Sealing to minimize staining… Colored slates benefit from color enhancing treatments designed to magnify and protect the natural colors. When dealing with colored slates there are two distinct types, Fading and Unfading. After a period of exposure to the environment (sun/water) fading slates will alter generally to a lighter color. The unfading varieties will retain their true colors. Multi-colored slates used for flooring will undergo color changes in abrasive foot-traffic areas. The colors in these varieties of slates are in thin bedded layers… Some slates will dust for awhile after installation on floors as loose scale is removed by foot traffic. This will stop as the surface settles in, usually in a few weeks… *The majority of the multi-colored slates are what are termed “clay slates” and generally have a high content of clay minerals and are geologically classed as a low-ranked slates, those in which the metamorphic process was halted at a very early stage. These slates weather poorly in exterior wet/humid climates.
Slate is a fine grained metamorphic stone formed from clay mud; composed of sediments of decomposed stone and organic matter that has been hardened by heat and pressure. Since the geological process varies greatly, slates range quite a bit in hardness and porosity.

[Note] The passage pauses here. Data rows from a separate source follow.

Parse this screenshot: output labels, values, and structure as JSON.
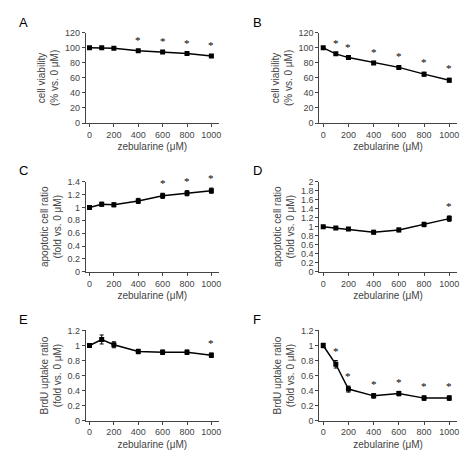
{
  "chart_data": [
    {
      "type": "line",
      "title": "A",
      "x": [
        0,
        100,
        200,
        400,
        600,
        800,
        1000
      ],
      "values": [
        100,
        100,
        99.5,
        96,
        94.5,
        92.5,
        89
      ],
      "yerr": [
        0.5,
        0.8,
        0.8,
        1.0,
        1.0,
        1.2,
        1.5
      ],
      "xlabel": "zebularine (μM)",
      "ylabel": "cell viability\n(% vs. 0 μM)",
      "xlim": [
        -30,
        1060
      ],
      "xticks": [
        0,
        200,
        400,
        600,
        800,
        1000
      ],
      "ylim": [
        0,
        120
      ],
      "yticks": [
        0,
        20,
        40,
        60,
        80,
        100,
        120
      ],
      "color": "#000000",
      "marker": "square",
      "line_style": "solid",
      "grid": false,
      "annotations": [
        {
          "x": 400,
          "text": "*"
        },
        {
          "x": 600,
          "text": "*"
        },
        {
          "x": 800,
          "text": "*"
        },
        {
          "x": 1000,
          "text": "*"
        }
      ]
    },
    {
      "type": "line",
      "title": "B",
      "x": [
        0,
        100,
        200,
        400,
        600,
        800,
        1000
      ],
      "values": [
        100,
        92,
        87,
        80,
        74,
        65,
        57
      ],
      "yerr": [
        0.5,
        1.5,
        1.5,
        2.0,
        2.0,
        2.5,
        2.5
      ],
      "xlabel": "zebularine (μM)",
      "ylabel": "cell viability\n(% vs. 0 μM)",
      "xlim": [
        -30,
        1060
      ],
      "xticks": [
        0,
        200,
        400,
        600,
        800,
        1000
      ],
      "ylim": [
        0,
        120
      ],
      "yticks": [
        0,
        20,
        40,
        60,
        80,
        100,
        120
      ],
      "color": "#000000",
      "marker": "square",
      "line_style": "solid",
      "grid": false,
      "annotations": [
        {
          "x": 100,
          "text": "*"
        },
        {
          "x": 200,
          "text": "*"
        },
        {
          "x": 400,
          "text": "*"
        },
        {
          "x": 600,
          "text": "*"
        },
        {
          "x": 800,
          "text": "*"
        },
        {
          "x": 1000,
          "text": "*"
        }
      ]
    },
    {
      "type": "line",
      "title": "C",
      "x": [
        0,
        100,
        200,
        400,
        600,
        800,
        1000
      ],
      "values": [
        1.0,
        1.05,
        1.04,
        1.1,
        1.18,
        1.22,
        1.26
      ],
      "yerr": [
        0.02,
        0.03,
        0.03,
        0.04,
        0.04,
        0.04,
        0.04
      ],
      "xlabel": "zebularine (μM)",
      "ylabel": "apoptotic cell ratio\n(fold vs. 0 μM)",
      "xlim": [
        -30,
        1060
      ],
      "xticks": [
        0,
        200,
        400,
        600,
        800,
        1000
      ],
      "ylim": [
        0,
        1.4
      ],
      "yticks": [
        0,
        0.2,
        0.4,
        0.6,
        0.8,
        1,
        1.2,
        1.4
      ],
      "color": "#000000",
      "marker": "square",
      "line_style": "solid",
      "grid": false,
      "annotations": [
        {
          "x": 600,
          "text": "*"
        },
        {
          "x": 800,
          "text": "*"
        },
        {
          "x": 1000,
          "text": "*"
        }
      ]
    },
    {
      "type": "line",
      "title": "D",
      "x": [
        0,
        100,
        200,
        400,
        600,
        800,
        1000
      ],
      "values": [
        1.0,
        0.97,
        0.95,
        0.88,
        0.93,
        1.05,
        1.18
      ],
      "yerr": [
        0.02,
        0.03,
        0.03,
        0.04,
        0.04,
        0.05,
        0.06
      ],
      "xlabel": "zebularine (μM)",
      "ylabel": "apoptotic cell ratio\n(fold vs. 0 μM)",
      "xlim": [
        -30,
        1060
      ],
      "xticks": [
        0,
        200,
        400,
        600,
        800,
        1000
      ],
      "ylim": [
        0,
        2.0
      ],
      "yticks": [
        0,
        0.2,
        0.4,
        0.6,
        0.8,
        1,
        1.2,
        1.4,
        1.6,
        1.8,
        2
      ],
      "color": "#000000",
      "marker": "square",
      "line_style": "solid",
      "grid": false,
      "annotations": [
        {
          "x": 1000,
          "text": "*"
        }
      ]
    },
    {
      "type": "line",
      "title": "E",
      "x": [
        0,
        100,
        200,
        400,
        600,
        800,
        1000
      ],
      "values": [
        1.0,
        1.08,
        1.01,
        0.92,
        0.91,
        0.91,
        0.87
      ],
      "yerr": [
        0.02,
        0.06,
        0.04,
        0.03,
        0.03,
        0.03,
        0.03
      ],
      "xlabel": "zebularine (μM)",
      "ylabel": "BrdU uptake ratio\n(fold vs. 0 μM)",
      "xlim": [
        -30,
        1060
      ],
      "xticks": [
        0,
        200,
        400,
        600,
        800,
        1000
      ],
      "ylim": [
        0,
        1.2
      ],
      "yticks": [
        0,
        0.2,
        0.4,
        0.6,
        0.8,
        1,
        1.2
      ],
      "color": "#000000",
      "marker": "square",
      "line_style": "solid",
      "grid": false,
      "annotations": [
        {
          "x": 1000,
          "text": "*"
        }
      ]
    },
    {
      "type": "line",
      "title": "F",
      "x": [
        0,
        100,
        200,
        400,
        600,
        800,
        1000
      ],
      "values": [
        1.0,
        0.75,
        0.42,
        0.33,
        0.36,
        0.3,
        0.3
      ],
      "yerr": [
        0.03,
        0.05,
        0.04,
        0.03,
        0.03,
        0.03,
        0.03
      ],
      "xlabel": "zebularine (μM)",
      "ylabel": "BrdU uptake ratio\n(fold vs. 0 μM)",
      "xlim": [
        -30,
        1060
      ],
      "xticks": [
        0,
        200,
        400,
        600,
        800,
        1000
      ],
      "ylim": [
        0,
        1.2
      ],
      "yticks": [
        0,
        0.2,
        0.4,
        0.6,
        0.8,
        1,
        1.2
      ],
      "color": "#000000",
      "marker": "square",
      "line_style": "solid",
      "grid": false,
      "annotations": [
        {
          "x": 100,
          "text": "*"
        },
        {
          "x": 200,
          "text": "*"
        },
        {
          "x": 400,
          "text": "*"
        },
        {
          "x": 600,
          "text": "*"
        },
        {
          "x": 800,
          "text": "*"
        },
        {
          "x": 1000,
          "text": "*"
        }
      ]
    }
  ]
}
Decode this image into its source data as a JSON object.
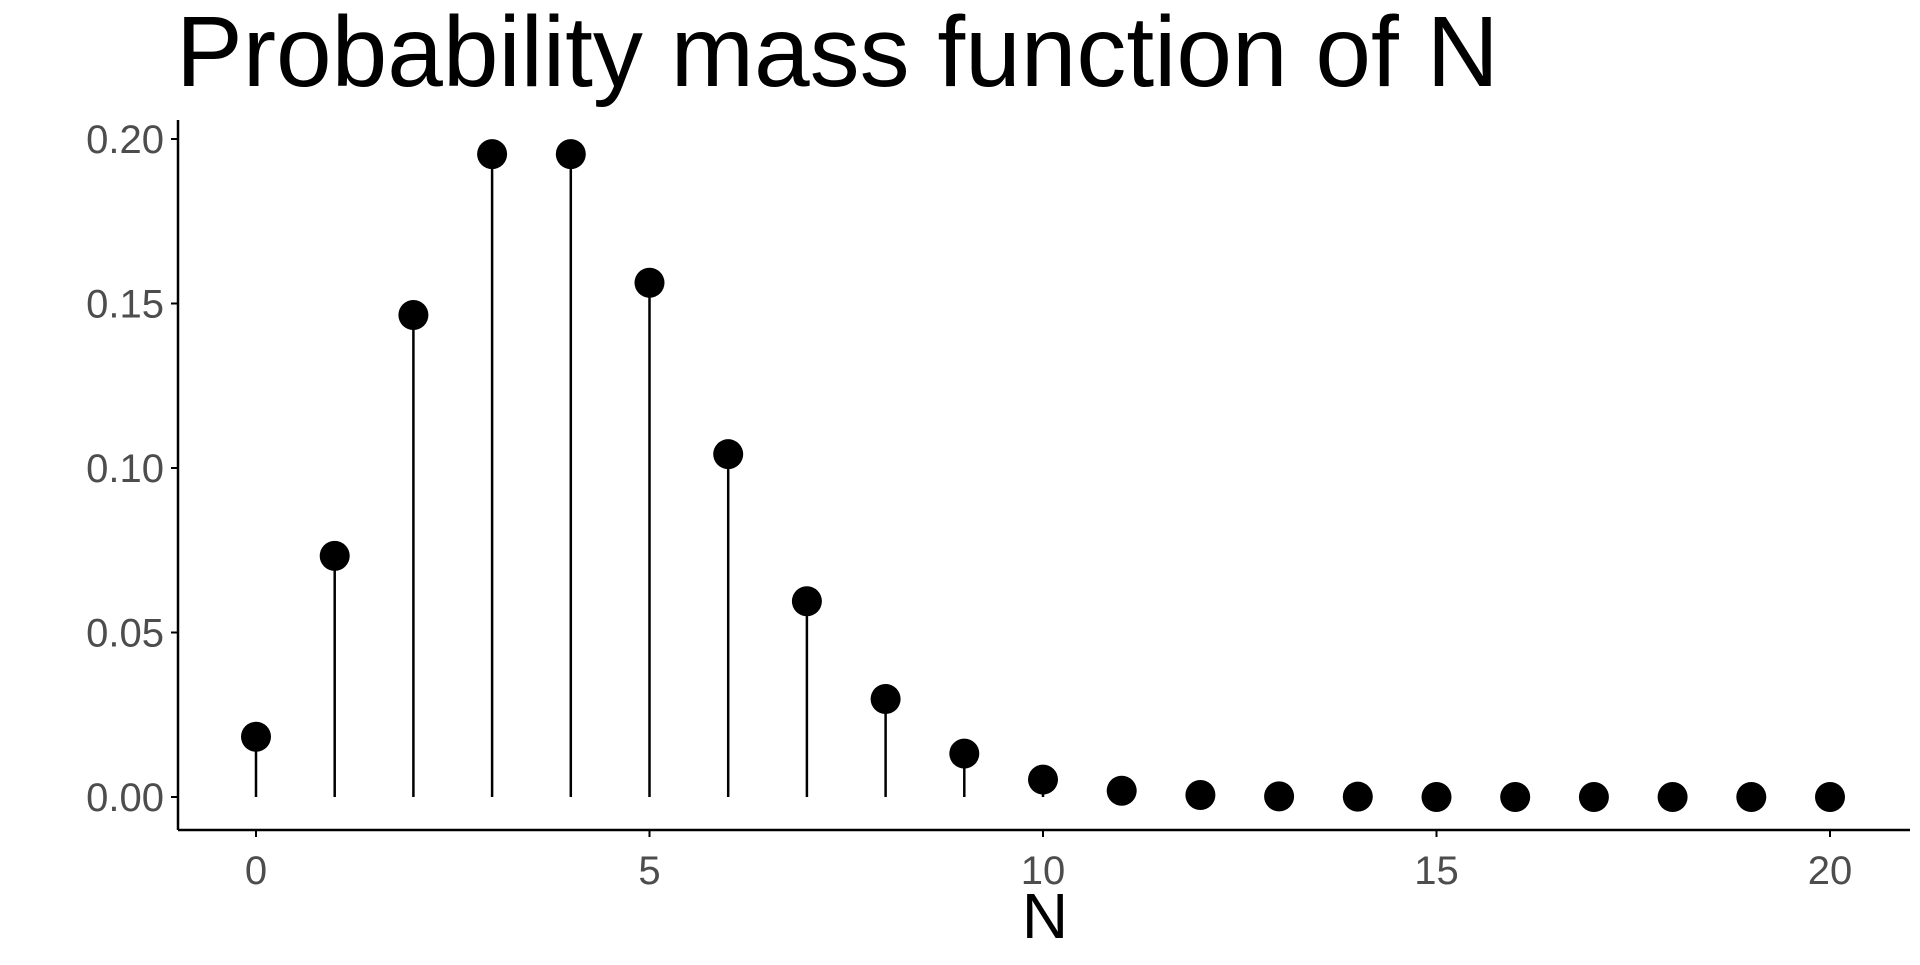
{
  "chart_data": {
    "type": "scatter",
    "style": "lollipop",
    "title": "Probability mass function of N",
    "xlabel": "N",
    "ylabel": "",
    "x": [
      0,
      1,
      2,
      3,
      4,
      5,
      6,
      7,
      8,
      9,
      10,
      11,
      12,
      13,
      14,
      15,
      16,
      17,
      18,
      19,
      20
    ],
    "values": [
      0.0183,
      0.0733,
      0.1465,
      0.1954,
      0.1954,
      0.1563,
      0.1042,
      0.0595,
      0.0298,
      0.0132,
      0.0053,
      0.0019,
      0.0006,
      0.0002,
      0.0001,
      0.0,
      0.0,
      0.0,
      0.0,
      0.0,
      0.0
    ],
    "xlim": [
      -1,
      21
    ],
    "ylim": [
      -0.01,
      0.205
    ],
    "xticks": [
      0,
      5,
      10,
      15,
      20
    ],
    "xtick_labels": [
      "0",
      "5",
      "10",
      "15",
      "20"
    ],
    "yticks": [
      0.0,
      0.05,
      0.1,
      0.15,
      0.2
    ],
    "ytick_labels": [
      "0.00",
      "0.05",
      "0.10",
      "0.15",
      "0.20"
    ],
    "grid": false,
    "legend": "none",
    "colors": {
      "marker": "#000000",
      "axis": "#000000",
      "tick_text": "#4d4d4d"
    }
  }
}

Commercially “Slate” has become a trade term. This has lead to the classifying of some stone types as slate. An example of this is using “Shale” that’s been commercially classified as “slate”, (most states where a shale before the metamorphic process). Shale weathers poorly and very poorly in wet/humid climates. Soon after installation in exterior applications this stone crumbles, spalls excessively and can literally turn to powder.
It’s important to judge the performance characteristics of different slates individually and not assume that all slates are alike.